A Baxter International contract with Duke University Medical Center departs radically from the usual relationship between vendors and hospitals.
Under it, Baxter and Duke will split the savings and costs if they teach physicians to use fewer or less expensive supplies. Baxter recently signed a contract that rewards the Deerfield, Ill.-based company for reductions in hospital supply expenditures but doesn't penalize it otherwise (June 27, p. 48).
The Duke contract, effective Sept. 1, will draw Baxter into the practice of medicine at the 1,008-bed hospital.
In the coming months, surgeons and other professionals at Durham, N.C.-based Duke will meet with Baxter representatives to sort out the best products for surgical procedures. They'll pick one supplier for certain products and outline their optimum use. Baxter has tested this process at other hospitals (Feb. 28, p. 45).
Many hospitals, on their own, are in the midst of similar efforts to cut waste and leverage better prices. Other vendors, too, are negotiating "shared-risk" contracts (May 2, p. 68).
Baxter and Duke first will target surgical procedures likely to produce the greatest savings. Baxter's gain or loss, however, will reflect total supply cost for all surgical procedures.
Its bills will be reconciled each quarter to a targeted supply cost per surgical procedure, set annually.
Duke has agreed to buy about $200 million in Baxter-manufactured products over the five-year contract. The volume of goods that Baxter now distributes to Duke also will grow.

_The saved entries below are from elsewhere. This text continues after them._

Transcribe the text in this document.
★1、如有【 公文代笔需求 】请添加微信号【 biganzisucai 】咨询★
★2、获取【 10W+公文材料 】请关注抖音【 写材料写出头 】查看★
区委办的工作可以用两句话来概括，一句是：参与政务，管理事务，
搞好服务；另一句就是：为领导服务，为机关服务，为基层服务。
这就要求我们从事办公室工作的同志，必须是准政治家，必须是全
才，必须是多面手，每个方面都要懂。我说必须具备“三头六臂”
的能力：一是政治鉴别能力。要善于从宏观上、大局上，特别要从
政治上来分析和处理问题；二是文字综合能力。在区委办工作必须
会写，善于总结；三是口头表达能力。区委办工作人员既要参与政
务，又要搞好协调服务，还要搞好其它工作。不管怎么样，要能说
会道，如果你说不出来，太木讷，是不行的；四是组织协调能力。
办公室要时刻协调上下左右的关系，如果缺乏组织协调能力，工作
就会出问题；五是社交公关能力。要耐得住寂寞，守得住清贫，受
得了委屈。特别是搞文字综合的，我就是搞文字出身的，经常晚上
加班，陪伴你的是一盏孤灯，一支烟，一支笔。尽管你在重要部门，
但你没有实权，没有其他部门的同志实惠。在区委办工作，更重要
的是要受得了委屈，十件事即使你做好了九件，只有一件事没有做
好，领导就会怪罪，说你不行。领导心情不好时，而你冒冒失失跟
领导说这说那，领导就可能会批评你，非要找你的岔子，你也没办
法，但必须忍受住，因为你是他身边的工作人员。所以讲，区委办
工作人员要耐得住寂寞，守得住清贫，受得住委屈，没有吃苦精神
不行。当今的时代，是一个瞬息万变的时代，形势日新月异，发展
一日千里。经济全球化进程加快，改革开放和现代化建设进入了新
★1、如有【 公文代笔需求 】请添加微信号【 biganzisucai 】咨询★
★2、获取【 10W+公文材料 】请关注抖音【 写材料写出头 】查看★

Some observers call shared-risk contracts a promising way to cut supply costs and fix them quarterly (See related story, p. 22). As cost pressures grow, such contracts might lead to vendor capitation, the observers argue.
Meanwhile, 51 of the 67 hospital members of the Oak Brook, Ill.-based University Hospital Consortium signed a three-year pharmaceutical distribution deal, reportedly valued at up to $5 billion, with FoxMeyer Corp., a Dallas-based distributor.